O potencial infantil na mudança do mundo

A frase “esse assunto não é para sua idade” esconde, em muitos casos, uma lógica de desvalorização da inteligência e do potencial infantil. Privar crianças do conhecimento é uma forma de negligência, uma atitude que subestima a capacidade intelectual e transformadora das crianças enquanto indivíduos socioculturais e políticos. Para as ativistas, nunca é cedo demais para que uma educação livre de preconceitos seja apresentada às crianças. É possível mostrar temas pertinentes e complexos fazendo uso de ferramentas sutis e apropriadas para elas, como desenhos, livros, filmes e brinquedos. “As crianças entendem muito mais do que acreditamos que elas entendam, o tempo inteiro elas estão absorvendo o que as rodeia. Elas necessitam e tem sede de entender as coisas como são e o que podemos fazer para ajudá-las, como guias que somos, é abrir essas ideais, instigá-las a ter curiosidade de aprender sobre esses contextos, sobre quem elas são no mundo e o que representam”, sugere Jéssica.
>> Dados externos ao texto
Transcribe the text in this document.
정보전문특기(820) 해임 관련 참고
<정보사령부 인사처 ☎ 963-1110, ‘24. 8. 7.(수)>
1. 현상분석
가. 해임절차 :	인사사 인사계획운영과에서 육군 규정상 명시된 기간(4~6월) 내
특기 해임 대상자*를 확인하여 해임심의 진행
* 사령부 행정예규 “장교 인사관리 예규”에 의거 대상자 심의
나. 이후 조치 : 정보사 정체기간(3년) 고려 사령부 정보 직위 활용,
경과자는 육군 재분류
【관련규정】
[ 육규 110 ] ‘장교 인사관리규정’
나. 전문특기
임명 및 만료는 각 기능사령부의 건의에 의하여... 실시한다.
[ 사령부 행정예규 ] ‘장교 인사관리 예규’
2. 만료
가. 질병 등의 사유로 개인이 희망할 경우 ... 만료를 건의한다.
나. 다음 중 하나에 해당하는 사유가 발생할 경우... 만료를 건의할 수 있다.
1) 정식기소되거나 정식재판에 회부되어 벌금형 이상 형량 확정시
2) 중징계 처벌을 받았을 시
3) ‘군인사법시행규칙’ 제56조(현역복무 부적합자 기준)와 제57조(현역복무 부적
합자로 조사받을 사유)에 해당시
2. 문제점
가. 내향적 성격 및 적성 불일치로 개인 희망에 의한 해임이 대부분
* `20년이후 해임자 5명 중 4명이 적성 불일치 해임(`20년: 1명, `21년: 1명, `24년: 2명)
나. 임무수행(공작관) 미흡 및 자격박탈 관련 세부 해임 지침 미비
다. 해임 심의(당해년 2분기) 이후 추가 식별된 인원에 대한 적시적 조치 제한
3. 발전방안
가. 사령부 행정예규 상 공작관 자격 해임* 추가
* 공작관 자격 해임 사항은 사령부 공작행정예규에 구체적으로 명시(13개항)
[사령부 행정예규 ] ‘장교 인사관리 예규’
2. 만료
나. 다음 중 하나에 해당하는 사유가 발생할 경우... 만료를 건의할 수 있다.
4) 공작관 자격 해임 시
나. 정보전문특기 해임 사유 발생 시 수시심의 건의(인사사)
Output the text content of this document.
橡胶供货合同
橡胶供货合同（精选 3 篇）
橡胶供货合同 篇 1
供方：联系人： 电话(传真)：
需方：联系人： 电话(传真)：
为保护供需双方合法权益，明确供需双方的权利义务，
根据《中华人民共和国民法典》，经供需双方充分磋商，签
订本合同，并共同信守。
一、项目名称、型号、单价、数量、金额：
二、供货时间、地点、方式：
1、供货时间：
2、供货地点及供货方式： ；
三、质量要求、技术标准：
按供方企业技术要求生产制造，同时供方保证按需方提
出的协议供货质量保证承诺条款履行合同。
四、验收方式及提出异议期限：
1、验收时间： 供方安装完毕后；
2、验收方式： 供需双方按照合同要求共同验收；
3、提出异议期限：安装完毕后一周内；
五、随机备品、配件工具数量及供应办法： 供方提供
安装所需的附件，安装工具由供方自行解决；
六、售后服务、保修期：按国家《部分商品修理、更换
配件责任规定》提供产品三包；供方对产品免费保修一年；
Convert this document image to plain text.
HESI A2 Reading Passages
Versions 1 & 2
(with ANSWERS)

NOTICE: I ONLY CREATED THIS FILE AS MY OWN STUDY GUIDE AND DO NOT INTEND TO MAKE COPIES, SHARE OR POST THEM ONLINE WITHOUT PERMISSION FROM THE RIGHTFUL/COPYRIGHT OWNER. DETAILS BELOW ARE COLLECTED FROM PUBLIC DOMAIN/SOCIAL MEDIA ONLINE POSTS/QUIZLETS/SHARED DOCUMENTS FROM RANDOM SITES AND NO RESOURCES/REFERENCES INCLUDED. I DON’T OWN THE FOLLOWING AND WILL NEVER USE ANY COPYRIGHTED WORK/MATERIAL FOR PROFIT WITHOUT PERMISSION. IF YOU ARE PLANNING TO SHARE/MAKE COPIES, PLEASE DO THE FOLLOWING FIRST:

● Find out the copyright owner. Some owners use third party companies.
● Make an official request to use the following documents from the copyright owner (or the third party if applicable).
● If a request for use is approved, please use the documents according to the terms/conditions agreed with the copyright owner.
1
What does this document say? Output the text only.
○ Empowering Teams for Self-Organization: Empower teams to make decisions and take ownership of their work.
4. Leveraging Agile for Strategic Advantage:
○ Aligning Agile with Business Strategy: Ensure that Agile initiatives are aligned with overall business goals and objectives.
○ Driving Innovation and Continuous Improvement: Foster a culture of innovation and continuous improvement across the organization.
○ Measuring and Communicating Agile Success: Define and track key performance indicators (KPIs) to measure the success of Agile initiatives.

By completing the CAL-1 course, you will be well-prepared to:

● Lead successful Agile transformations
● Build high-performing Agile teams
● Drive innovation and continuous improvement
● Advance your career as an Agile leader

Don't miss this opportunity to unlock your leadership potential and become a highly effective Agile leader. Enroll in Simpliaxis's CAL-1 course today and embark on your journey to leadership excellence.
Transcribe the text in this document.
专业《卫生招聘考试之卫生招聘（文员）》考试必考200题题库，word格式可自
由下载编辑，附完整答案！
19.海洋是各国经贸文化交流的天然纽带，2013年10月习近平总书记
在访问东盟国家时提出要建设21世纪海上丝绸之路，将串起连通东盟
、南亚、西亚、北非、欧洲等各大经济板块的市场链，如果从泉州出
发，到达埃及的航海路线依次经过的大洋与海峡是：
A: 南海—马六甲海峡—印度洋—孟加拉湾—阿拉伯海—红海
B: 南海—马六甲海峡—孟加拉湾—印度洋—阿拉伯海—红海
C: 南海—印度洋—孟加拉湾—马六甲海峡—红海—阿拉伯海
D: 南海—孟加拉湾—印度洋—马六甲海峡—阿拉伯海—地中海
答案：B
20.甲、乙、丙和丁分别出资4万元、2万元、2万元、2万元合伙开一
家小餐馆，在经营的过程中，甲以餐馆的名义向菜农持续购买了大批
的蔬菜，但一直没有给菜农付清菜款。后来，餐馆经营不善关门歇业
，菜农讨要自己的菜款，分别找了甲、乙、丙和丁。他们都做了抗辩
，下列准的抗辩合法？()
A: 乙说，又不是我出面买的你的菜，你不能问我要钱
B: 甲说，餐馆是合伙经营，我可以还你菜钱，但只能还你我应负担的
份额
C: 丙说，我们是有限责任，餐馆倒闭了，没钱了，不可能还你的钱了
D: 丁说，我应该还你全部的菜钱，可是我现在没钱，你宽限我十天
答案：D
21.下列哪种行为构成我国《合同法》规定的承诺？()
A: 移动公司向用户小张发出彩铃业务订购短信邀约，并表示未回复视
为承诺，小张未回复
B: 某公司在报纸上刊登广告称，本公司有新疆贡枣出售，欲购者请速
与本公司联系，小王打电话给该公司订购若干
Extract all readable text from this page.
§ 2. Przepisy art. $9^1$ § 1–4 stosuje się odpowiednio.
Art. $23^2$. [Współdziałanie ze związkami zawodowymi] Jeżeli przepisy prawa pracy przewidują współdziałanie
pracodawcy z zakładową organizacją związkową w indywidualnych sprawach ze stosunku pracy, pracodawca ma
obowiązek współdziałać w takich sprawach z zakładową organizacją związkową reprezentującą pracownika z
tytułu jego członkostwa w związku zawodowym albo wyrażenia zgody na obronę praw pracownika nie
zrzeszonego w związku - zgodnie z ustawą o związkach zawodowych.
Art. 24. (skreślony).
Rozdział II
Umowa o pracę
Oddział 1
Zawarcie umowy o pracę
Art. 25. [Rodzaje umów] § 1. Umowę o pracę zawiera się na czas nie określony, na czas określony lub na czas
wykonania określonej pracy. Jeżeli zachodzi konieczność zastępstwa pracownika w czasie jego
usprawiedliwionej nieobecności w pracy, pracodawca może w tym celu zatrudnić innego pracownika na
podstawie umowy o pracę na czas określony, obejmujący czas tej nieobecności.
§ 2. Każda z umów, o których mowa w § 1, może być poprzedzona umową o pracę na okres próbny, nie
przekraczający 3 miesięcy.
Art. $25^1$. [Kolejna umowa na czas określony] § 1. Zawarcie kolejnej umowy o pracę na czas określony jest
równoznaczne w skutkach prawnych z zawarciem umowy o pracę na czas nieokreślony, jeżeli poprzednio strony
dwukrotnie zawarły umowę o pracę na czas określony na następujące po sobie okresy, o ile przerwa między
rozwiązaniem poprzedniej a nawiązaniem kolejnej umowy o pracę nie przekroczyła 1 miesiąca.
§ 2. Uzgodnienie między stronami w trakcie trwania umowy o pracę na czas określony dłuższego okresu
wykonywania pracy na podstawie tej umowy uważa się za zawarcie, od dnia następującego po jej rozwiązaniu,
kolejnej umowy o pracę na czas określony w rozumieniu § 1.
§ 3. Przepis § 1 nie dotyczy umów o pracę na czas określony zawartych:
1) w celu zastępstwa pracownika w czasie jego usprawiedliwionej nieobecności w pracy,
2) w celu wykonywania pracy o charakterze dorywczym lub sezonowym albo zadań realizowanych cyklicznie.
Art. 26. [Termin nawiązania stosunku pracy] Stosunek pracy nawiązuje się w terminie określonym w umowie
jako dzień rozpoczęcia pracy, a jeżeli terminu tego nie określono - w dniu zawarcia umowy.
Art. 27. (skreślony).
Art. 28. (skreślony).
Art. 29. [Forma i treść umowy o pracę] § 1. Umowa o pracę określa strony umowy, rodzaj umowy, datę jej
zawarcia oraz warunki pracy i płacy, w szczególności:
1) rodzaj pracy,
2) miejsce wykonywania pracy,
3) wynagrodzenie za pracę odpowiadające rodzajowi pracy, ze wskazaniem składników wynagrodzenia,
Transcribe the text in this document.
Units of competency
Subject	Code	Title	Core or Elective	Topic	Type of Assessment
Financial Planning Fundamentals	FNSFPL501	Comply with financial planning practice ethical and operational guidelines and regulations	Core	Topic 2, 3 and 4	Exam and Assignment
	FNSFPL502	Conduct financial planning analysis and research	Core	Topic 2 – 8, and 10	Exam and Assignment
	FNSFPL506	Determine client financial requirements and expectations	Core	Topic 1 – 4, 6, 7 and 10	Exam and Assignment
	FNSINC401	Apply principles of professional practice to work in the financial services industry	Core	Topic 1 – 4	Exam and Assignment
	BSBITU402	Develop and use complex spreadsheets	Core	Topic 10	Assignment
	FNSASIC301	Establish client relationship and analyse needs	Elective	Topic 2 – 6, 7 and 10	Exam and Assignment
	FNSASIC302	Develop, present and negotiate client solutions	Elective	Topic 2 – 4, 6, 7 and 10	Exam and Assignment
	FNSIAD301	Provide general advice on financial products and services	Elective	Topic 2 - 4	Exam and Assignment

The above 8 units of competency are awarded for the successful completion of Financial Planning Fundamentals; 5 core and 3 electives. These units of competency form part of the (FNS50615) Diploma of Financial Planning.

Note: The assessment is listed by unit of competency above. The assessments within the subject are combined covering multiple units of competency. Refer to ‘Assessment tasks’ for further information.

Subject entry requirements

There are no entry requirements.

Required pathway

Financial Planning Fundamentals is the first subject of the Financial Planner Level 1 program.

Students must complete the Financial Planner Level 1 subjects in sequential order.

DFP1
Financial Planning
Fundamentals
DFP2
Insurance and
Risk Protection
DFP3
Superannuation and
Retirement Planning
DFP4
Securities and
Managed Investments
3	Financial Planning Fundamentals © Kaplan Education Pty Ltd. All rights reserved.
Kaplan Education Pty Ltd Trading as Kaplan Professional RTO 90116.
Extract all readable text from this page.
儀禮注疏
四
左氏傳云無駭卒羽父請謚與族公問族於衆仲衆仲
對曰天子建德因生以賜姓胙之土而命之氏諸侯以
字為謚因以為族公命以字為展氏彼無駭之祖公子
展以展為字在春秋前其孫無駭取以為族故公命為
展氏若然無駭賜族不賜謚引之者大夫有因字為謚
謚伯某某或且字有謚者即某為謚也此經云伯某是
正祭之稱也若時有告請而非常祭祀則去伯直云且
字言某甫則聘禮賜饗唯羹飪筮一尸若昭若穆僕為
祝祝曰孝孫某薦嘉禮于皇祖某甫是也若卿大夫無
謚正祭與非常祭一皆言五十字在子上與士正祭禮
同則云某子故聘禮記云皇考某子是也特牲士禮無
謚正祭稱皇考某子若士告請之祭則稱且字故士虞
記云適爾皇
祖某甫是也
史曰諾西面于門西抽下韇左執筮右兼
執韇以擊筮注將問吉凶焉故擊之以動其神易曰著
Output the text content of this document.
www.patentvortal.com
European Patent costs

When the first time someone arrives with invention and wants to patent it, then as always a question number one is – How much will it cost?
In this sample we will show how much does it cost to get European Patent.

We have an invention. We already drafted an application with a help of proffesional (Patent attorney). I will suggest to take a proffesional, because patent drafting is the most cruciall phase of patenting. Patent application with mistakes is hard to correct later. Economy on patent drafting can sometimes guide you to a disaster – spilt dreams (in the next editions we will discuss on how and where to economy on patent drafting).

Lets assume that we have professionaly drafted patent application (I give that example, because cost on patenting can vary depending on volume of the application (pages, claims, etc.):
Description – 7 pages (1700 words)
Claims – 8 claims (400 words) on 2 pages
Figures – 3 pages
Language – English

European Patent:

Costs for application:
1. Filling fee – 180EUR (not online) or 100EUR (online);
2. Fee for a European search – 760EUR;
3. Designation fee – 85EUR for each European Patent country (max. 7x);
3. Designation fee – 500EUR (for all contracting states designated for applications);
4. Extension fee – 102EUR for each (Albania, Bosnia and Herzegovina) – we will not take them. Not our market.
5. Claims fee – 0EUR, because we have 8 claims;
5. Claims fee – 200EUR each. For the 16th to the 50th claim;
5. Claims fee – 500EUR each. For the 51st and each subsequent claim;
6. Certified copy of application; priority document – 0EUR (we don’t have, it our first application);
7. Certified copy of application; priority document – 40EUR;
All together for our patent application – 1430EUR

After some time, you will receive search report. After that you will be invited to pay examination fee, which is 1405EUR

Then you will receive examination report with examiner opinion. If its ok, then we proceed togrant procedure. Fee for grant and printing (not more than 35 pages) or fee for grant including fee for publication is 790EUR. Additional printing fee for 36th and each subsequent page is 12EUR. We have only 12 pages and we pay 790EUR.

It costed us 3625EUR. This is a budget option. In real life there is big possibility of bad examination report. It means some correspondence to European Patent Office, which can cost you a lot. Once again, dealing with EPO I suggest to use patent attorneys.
Se as crianças vivem no mesmo mundo que os adultos, cercadas pelas mesmas informações e valores, é muito coerente concluir que elas precisam aprender o que é prejudicial a elas e aos outros desde cedo. Caso contrário, também reproduzirão machismo, homofobia e racismo na vida adulta. É importante lembrar que ideias preconceituosas não partem somente de casa, elas estão por toda a parte, da escola à televisão – por isso, embora seja fundamental contar com pais e cuidadores conscientes dessas questões, ainda é possível que essas crianças tragam para casa questionamentos da escola ou de um círculo de amigos. É aí que entra a necessidade de cooperação de todas as pessoas, mesmo aquelas que não são responsáveis por crianças; afinal, a mente infantil é surpreendente e uma criança pode desencadear mudanças em sua residência, dentro de sua própria família.

“Uma criança pode fazer toda a diferença no mundo, como a Adora Svitak, que escreveu e publicou um livro aos 6 anos de idade. Sua mãe e pai acreditaram no seu potencial, enquanto criança, e lhe forneceram suporte para seguir com as atividades literárias, já que gostava daquilo. Devemos dar liberdade para que as crianças possam escolher seus próprios papéis e lugares no mundo, sem interferência opressora de adultos que julgam ter mais conhecimento da idade da criança do que a mesma. Crianças, geralmente, possuem mais imaginação e menos medo de errar, características importantíssimas para o surgimento de ótimas ideias”, afirma Coelho. E continua: “Adultos pouco ouvem as crianças, levam a sério suas opiniões e ideias. As crianças já fazem toda a diferença, nós, adultos que perdemos a sensibilidade de escutar e perceber quantas ideias geniais as crianças podem nos apresentar só sendo quem são. Espero, sinceramente, que a expressão ‘que nem criança’ não seja entendida como algo ruim, pois se soubéssemos pensar que nem crianças, agir mais que nem crianças, acreditar nos nossos ideais que nem crianças, talvez não entrássemos em conflito – com os outros e com nós mesmos – tão frequentemente”, finaliza.

Pensando em sintonia com o Estatuto da Criança e do Adolescente (ECA), a responsabilidade pelas crianças é de toda a sociedade. Por isso, todos precisamos repensar a forma como enxergamos meninas e meninos. Oferecer possibilidades para que ambos se desenvolvam livres de machismo, homofobia, transfobia, racismo e outras formas de discriminação deve ser prioridade de todos os adultos, pois uma educação que promova a equidade é essencial. As mulheres da página “Empoderamento Infantil”, pelo menos, lutam com convicção para que essa seja uma realidade cada vez mais presente.